Radyoda çalan tatlı bir kış şarkısı ortamı ısıtırken kendimi hiç olmadığım kadar rahat hissediyordum. Karla kaplanmış yollar temizlenmiş olsa bile hala ıslak ve kaygandı, bu yüzden Han normale göre daha yavaş kullanıyordu arabayı.
Arada sırada ona bakıyor, sanki onu kontrol ediyordum. Aniden kaşları belirsizce çatıldı. "Yıldızlar.." diye mırıldandı.
"Hı?" diye mırıldandım ona karşın.
"Sadece bir anda kafama esti." dedi. Ancak hala kaşları çatılmış, düşünceli bir yüz ifadesi vardı.
"Şarkı için falan mı?" dedim her ne kadar konusunu açmak istemesem bile.

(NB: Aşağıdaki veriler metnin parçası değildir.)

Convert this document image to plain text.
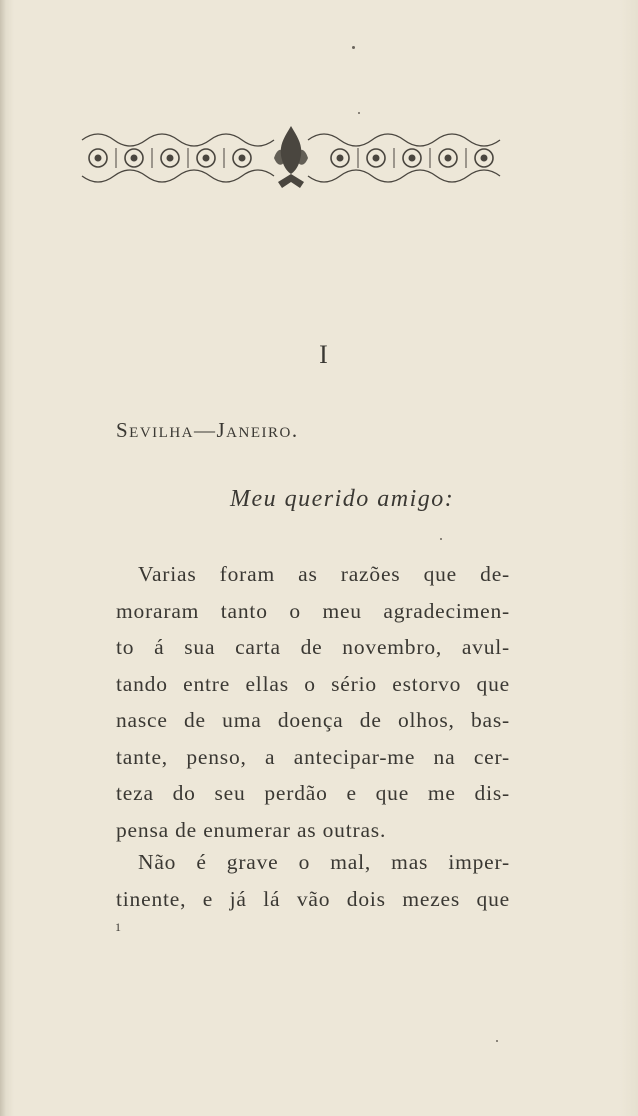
I
Sevilha—Janeiro.
Meu querido amigo:
Varias foram as razões que de-
moraram tanto o meu agradecimen-
to á sua carta de novembro, avul-
tando entre ellas o sério estorvo que
nasce de uma doença de olhos, bas-
tante, penso, a antecipar-me na cer-
teza do seu perdão e que me dis-
pensa de enumerar as outras.
Não é grave o mal, mas imper-
tinente, e já lá vão dois mezes que
1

"Yani..." dedi ve arabayı kullanmaya devam ederken başını yana eğdi. Bense onu merakla seyrediyordum yalnızca.
"Dün," dedi ve kısacık bir süre için bana bakıp tekrar yola döndü. "Yıldızlardan mı bahsettin? Ne dedin hatırlamıyorum ama o sözünü beğenmiştim. Neydi o...?"
Yıldızlardan bahsettiğimiz hatırlamıyordum. O kadar ayrıntıyı nasıl hatırlayabilirdim ki?
"Üzgünüm ama en ufak bir fikrim dahi yok." dedim ona. Suratı hüsrana uğrar gibi asıldı.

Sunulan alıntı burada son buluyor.